Savoir mettre l'IA de côté
Pour arriver à ces résultats, une rigueur méthodologique est souvent adoptée chez les développeurs juniors sondés. Ils ont conscience que l’IA est, pour reprendre l’expression, "un grand serviteur mais un maître terrible". Elle aide en générant facilement du code. Mais cette facilité peut éteindre en partie la phase de réflexion en amont et de conception par la suite. Il est en effet tentant de lui déléguer différentes phases du travail.
Afin d’éviter cela, les développeurs juniors questionnés avouent essayer de mettre l’IA de côté quand arrive une difficulté. Pour faire face, ils se servent en priorité des ressources "classiques" : la documentation officielle, leurs cours, leur propre réflexion, des recherches sur Internet. "Il vaut mieux réfléchir pendant quelques minutes à trouver une erreur lors de la compilation que tout de suite demander à l'IA de résoudre le problème", estime Evann Hislers. "Cela permet par exemple de bien savoir par quoi commencer quand on écrit du code. Cela évite parfois de devoir recoder totalement certaines choses implémentées car on n'y a pas réfléchi avant." Ce n’est qu’une fois devant un obstacle insurmontable que les développeurs interrogés peuvent avoir recours à l’IA. "Je lui demande alors, un peu comme si c'était un professeur, de m'expliquer le concept et de donner des exemples", pointe Alexandre Chevalier.
Notons que lors de cette phase, le processus d'apprentissage du code avec l’IA peut être planifié dès le début. En définissant d’abord l’objectif, par exemple : "Je veux créer une application de liste de tâches avec React". Puis, en demandant à l'IA : "Quels sont les concepts React essentiels que je dois comprendre ?". Les concepts inconnus peuvent ensuite être travaillés au fur et à mesure.

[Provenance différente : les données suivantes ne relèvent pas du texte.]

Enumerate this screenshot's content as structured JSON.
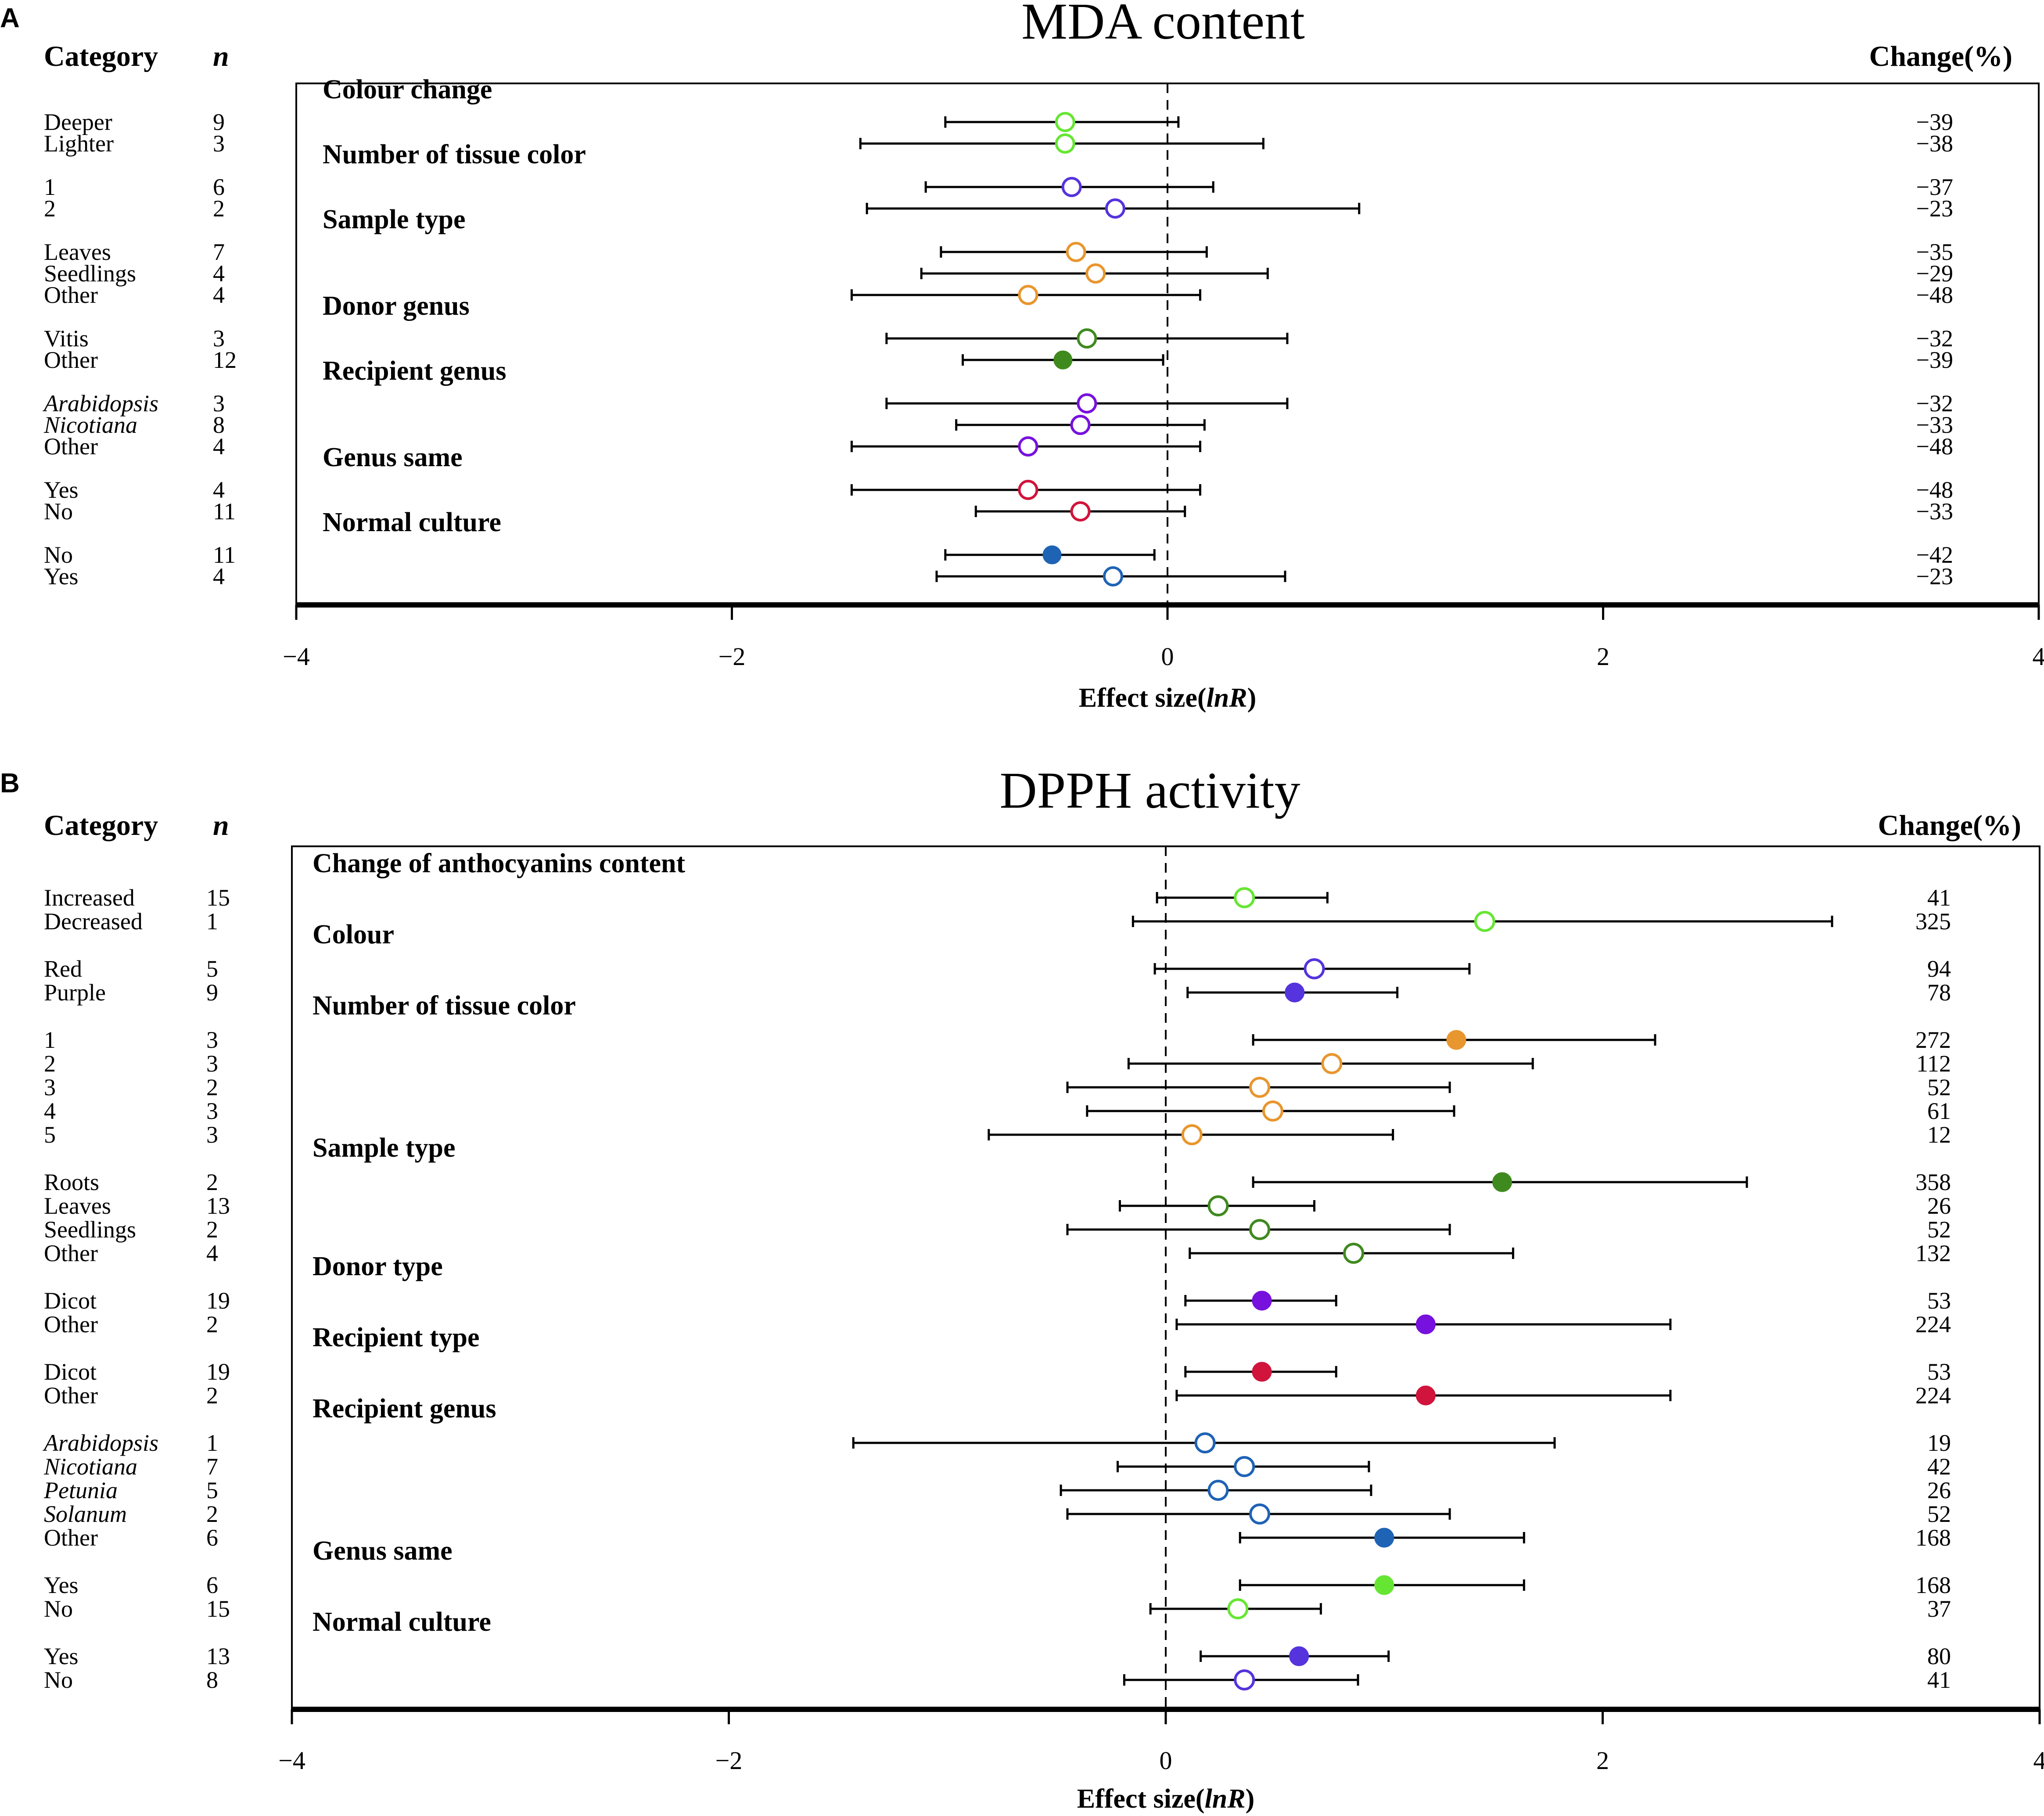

Une fois la réponse générée, indiquons que la prudence est de mise chez les codeurs questionnés. De façon générale, 46 % des développeurs déclarent ne pas faire confiance à la précision de la sortie IA, en hausse par rapport à 31% l'année précédente, selon un sondage récent de Stack Overflow. Cela est-il dû à la multiplication des outils IA, aux capacités parfois impressionnantes et aux prouesses souvent alléchantes ? "Je vérifie si sa solution est une bonne pratique ou non", répond Thom Costuas. A contrario, laisser beaucoup de liberté à l’IA peut amener différentes difficultés. "J’ai par exemple créé en une heure avec Antigravity un gestionnaire de PDF pour splitter des documents et en fusionner d'autres", raconte Evann Hislers. "Même si je m'y connais, je ne suis pas allé voir le code en profondeur. Donc, il peut y avoir des failles de sécurité."